Всё это она поведала мне с милой серьёзностью, какая присуща одним лишь детям. Моё имя ей оказалось просто выговорить, и так как меня зовут Филип, она настаивала, что у меня есть французские корни. Ей, казалось, вовсе не интересно было узнать о внешнем мире, и я подумал, что, возможно, историй её няни было достаточно, чтобы удовлетворить её любопытство.
Мы продолжали сидеть за столом, и она кидала виноградные косточки маленьким полевым птичкам, бесстрашно усаживавшимся у самых наших ног.
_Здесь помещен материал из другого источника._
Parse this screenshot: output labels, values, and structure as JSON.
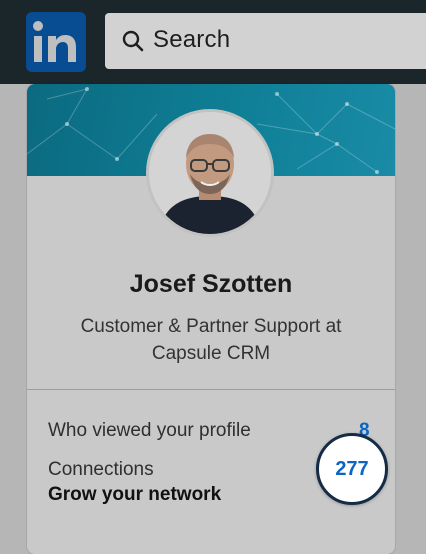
{
  "header": {
    "logo_text": "in",
    "search": {
      "placeholder": "Search",
      "icon": "search-icon"
    }
  },
  "profile": {
    "name": "Josef Szotten",
    "headline": "Customer & Partner Support at Capsule CRM"
  },
  "stats": {
    "views_label": "Who viewed your profile",
    "views_count": "8",
    "connections_label": "Connections",
    "connections_cta": "Grow your network",
    "connections_count": "277"
  },
  "colors": {
    "brand": "#0a66c2",
    "topbar": "#1a2629",
    "banner": "#0f7f96"
  }
}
Я заговорил было о том, чтобы покинуть замок, но она и слышать об этом не желала, и я, сам того не заметив, пообещал остаться на неделю, чтобы охотиться с псами и соколами в её компании. Я также испросил позволения вновь навестить её после моего возвращения в Керселек.
— Зачем? — Невинно поинтересовалась она. — Не знаю, что буду делать, если ты никогда не вернёшься. — И я, зная, что не имею права ещё больше распалять её потрясениями, что принесут новые признания в моей любви, промолчал, едва смея вздохнуть.
— Станешь ли ты приезжать очень часто? — спросила она.
— Очень часто, — заверил я.
— Каждый день?
— Каждый.
— О, — вздохнула она. — Я так счастлива. Пойдём, посмотри на моих ястребов.
Она поднялась и снова взяла меня за руку с детской невинной приязнью, и мы прошли через сад, под разросшимися фруктовыми деревьями на лужайку, по краю которой бежал ручей. Здесь, воткнутые в траву, были установлены ветви деревьев, и на всех, за исключением двух, сидели соколы. Птицы были привязаны к насестам ремешками, закреплёнными на их лапках стальными кольцами прямо над когтями. Небольшая струйка свежей родниковой воды дрожала на ветру, так что каждая птица могла легко до неё дотянуться.
При нашем появлении птицы подняли шум, но Жеанна прошла от насеста к насесту, погладив одного, на мгновение взяв на руки другого, нагибаясь, чтобы поправить их путы.
— Разве они не прелестны? — говорила она. — Смотри, вот ястреб-тетеревятник — мы называем его «неблагородным», потому что он преследует добычу. А это сапсан. Сокольничие зовут его «благородным», так как он подымается над добычей и, развернувшись, пикирует на неё. Эта белая птица — кречет с севера. Он тоже «благородный». Вот дербник, а с этим tiercelet 89 охотятся на цапель.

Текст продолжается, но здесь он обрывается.